Recommended Security Practices:

  1. Use environment variables for API keys (authMethod: "env_var")
  2. Add .critic.json to .gitignore if storing sensitive configuration
  3. Use local models for sensitive codebases
  4. Review your AI provider's data retention policies

Telemetry

critic-cli collects anonymous usage data to help improve the tool.

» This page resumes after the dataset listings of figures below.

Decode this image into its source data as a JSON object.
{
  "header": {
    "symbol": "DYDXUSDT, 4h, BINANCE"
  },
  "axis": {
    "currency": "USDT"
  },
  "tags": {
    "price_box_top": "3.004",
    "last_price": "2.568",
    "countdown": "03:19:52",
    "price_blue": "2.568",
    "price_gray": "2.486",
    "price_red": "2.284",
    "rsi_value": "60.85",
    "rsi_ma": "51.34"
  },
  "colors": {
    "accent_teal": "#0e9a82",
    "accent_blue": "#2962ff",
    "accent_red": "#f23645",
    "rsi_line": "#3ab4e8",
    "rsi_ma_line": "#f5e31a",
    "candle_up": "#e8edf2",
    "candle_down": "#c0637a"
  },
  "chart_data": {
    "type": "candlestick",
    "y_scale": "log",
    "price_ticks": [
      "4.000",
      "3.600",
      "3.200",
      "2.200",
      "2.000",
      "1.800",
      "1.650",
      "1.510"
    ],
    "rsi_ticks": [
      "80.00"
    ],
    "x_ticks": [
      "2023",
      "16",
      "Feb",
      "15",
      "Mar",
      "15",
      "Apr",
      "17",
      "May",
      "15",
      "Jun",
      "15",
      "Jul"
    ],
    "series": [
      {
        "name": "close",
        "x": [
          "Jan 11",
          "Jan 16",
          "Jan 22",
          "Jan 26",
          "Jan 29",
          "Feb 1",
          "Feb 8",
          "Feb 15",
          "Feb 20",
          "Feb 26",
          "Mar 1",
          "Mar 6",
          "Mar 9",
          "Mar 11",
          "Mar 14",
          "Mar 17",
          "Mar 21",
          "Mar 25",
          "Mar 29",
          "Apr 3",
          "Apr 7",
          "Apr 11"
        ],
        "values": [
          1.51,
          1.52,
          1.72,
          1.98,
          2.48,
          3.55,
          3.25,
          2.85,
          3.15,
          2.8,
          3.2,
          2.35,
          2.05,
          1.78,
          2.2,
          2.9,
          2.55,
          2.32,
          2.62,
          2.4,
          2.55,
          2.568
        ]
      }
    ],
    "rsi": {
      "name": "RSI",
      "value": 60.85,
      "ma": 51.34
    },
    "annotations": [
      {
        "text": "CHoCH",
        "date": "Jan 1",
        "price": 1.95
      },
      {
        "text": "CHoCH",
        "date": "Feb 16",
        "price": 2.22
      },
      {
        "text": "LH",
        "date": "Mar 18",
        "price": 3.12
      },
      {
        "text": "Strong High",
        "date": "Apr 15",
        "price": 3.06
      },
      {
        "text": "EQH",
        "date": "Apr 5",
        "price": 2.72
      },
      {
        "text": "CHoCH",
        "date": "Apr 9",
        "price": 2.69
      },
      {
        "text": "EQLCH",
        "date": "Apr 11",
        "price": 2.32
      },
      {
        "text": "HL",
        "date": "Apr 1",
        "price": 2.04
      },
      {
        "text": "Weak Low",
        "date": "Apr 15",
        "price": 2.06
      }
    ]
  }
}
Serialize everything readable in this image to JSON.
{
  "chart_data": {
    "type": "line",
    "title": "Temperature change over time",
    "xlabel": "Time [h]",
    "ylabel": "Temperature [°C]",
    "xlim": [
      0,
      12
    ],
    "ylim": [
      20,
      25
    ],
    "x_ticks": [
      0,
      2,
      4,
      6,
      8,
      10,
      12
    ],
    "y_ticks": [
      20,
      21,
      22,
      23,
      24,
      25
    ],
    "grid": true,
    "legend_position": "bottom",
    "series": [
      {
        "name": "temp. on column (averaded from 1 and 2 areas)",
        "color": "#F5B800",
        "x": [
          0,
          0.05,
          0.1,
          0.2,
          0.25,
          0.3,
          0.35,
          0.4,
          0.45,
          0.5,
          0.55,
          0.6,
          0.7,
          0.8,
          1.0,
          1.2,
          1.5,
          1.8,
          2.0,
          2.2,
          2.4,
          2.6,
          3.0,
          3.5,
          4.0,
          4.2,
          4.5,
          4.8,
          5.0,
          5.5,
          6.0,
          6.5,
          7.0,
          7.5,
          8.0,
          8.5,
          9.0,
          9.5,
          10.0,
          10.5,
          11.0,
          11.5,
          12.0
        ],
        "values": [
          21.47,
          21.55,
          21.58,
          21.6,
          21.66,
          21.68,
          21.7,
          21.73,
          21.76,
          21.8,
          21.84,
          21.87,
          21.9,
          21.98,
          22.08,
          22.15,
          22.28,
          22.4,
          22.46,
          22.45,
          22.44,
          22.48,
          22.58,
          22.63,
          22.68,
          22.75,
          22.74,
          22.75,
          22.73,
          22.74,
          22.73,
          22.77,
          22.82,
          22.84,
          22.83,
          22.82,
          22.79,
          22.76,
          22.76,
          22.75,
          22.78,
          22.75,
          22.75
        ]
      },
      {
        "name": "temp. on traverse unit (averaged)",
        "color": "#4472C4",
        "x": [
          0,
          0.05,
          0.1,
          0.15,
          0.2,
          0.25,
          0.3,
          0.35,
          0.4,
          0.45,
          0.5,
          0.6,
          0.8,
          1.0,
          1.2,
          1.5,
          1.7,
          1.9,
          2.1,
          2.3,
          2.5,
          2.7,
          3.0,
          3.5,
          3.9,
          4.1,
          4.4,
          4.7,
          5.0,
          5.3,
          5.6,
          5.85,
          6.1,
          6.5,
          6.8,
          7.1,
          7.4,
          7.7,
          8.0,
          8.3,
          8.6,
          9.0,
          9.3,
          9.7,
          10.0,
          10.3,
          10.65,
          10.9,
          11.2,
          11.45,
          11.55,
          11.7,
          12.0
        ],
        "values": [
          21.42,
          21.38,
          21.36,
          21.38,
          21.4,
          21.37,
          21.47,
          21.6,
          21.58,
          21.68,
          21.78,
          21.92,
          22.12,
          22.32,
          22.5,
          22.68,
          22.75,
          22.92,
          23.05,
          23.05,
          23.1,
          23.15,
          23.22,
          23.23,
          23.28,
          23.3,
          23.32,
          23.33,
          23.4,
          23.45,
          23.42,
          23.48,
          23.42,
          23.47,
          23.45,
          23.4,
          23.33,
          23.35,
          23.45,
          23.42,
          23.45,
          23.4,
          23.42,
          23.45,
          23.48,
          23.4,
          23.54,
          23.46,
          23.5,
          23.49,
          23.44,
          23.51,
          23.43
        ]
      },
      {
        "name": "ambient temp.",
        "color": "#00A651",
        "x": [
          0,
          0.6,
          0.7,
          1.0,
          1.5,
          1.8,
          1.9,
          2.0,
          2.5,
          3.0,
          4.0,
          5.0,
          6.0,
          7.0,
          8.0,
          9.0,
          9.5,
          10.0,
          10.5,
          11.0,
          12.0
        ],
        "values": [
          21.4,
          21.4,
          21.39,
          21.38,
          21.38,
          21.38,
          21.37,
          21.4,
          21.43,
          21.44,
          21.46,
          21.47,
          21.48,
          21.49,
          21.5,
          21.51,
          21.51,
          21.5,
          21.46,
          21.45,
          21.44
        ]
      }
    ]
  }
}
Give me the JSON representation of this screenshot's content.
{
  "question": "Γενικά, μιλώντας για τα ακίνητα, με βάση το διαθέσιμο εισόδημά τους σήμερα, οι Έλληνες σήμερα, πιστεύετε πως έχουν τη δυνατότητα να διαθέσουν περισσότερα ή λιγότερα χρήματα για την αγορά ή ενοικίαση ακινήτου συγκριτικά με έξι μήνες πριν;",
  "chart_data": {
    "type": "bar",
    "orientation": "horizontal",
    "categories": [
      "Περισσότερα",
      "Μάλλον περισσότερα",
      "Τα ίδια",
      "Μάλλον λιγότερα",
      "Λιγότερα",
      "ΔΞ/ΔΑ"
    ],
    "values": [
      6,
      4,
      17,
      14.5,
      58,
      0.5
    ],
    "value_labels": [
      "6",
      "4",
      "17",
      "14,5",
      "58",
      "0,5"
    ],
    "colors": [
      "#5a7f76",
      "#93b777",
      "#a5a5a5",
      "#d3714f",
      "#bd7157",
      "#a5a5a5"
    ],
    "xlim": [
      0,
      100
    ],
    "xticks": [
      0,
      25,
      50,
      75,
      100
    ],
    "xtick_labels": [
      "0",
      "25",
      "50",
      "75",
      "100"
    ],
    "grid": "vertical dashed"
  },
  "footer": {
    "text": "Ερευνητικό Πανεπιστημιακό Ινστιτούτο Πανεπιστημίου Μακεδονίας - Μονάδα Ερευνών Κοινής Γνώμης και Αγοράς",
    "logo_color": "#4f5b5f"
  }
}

We take your privacy seriously and follow industry-standard opt-out practices.

What We Collect

  • Command usage (which commands you run)
  • Inference metrics (token counts, success/failure)
  • Error types and codes (to help us fix bugs)
  • Performance metrics (duration)

What We DON'T Collect

  • Your code or file contents
  • IP addresses or geolocation
  • Personal information
  • User profiles - All data is anonymous and session-based only

Note: A session means a single command execution from the beginning to the end.

How to Opt Out

Set the environment variable in your shell:

export CRITIC_TELEMETRY_DISABLED=1

Or add it to your shell profile (~/.bashrc, ~/.zshrc, etc.):

echo 'export CRITIC_TELEMETRY_DISABLED=1' >> ~/.zshrc

Verification: You can verify telemetry is disabled by running any critic command with --verbose - you'll see a log message confirming telemetry is opted out.

Contributing

This project is currently in active development. Feedback and suggestions are welcome through GitHub issues.

License

MIT - see LICENSE.MD for details


Built with care for developers who value code quality.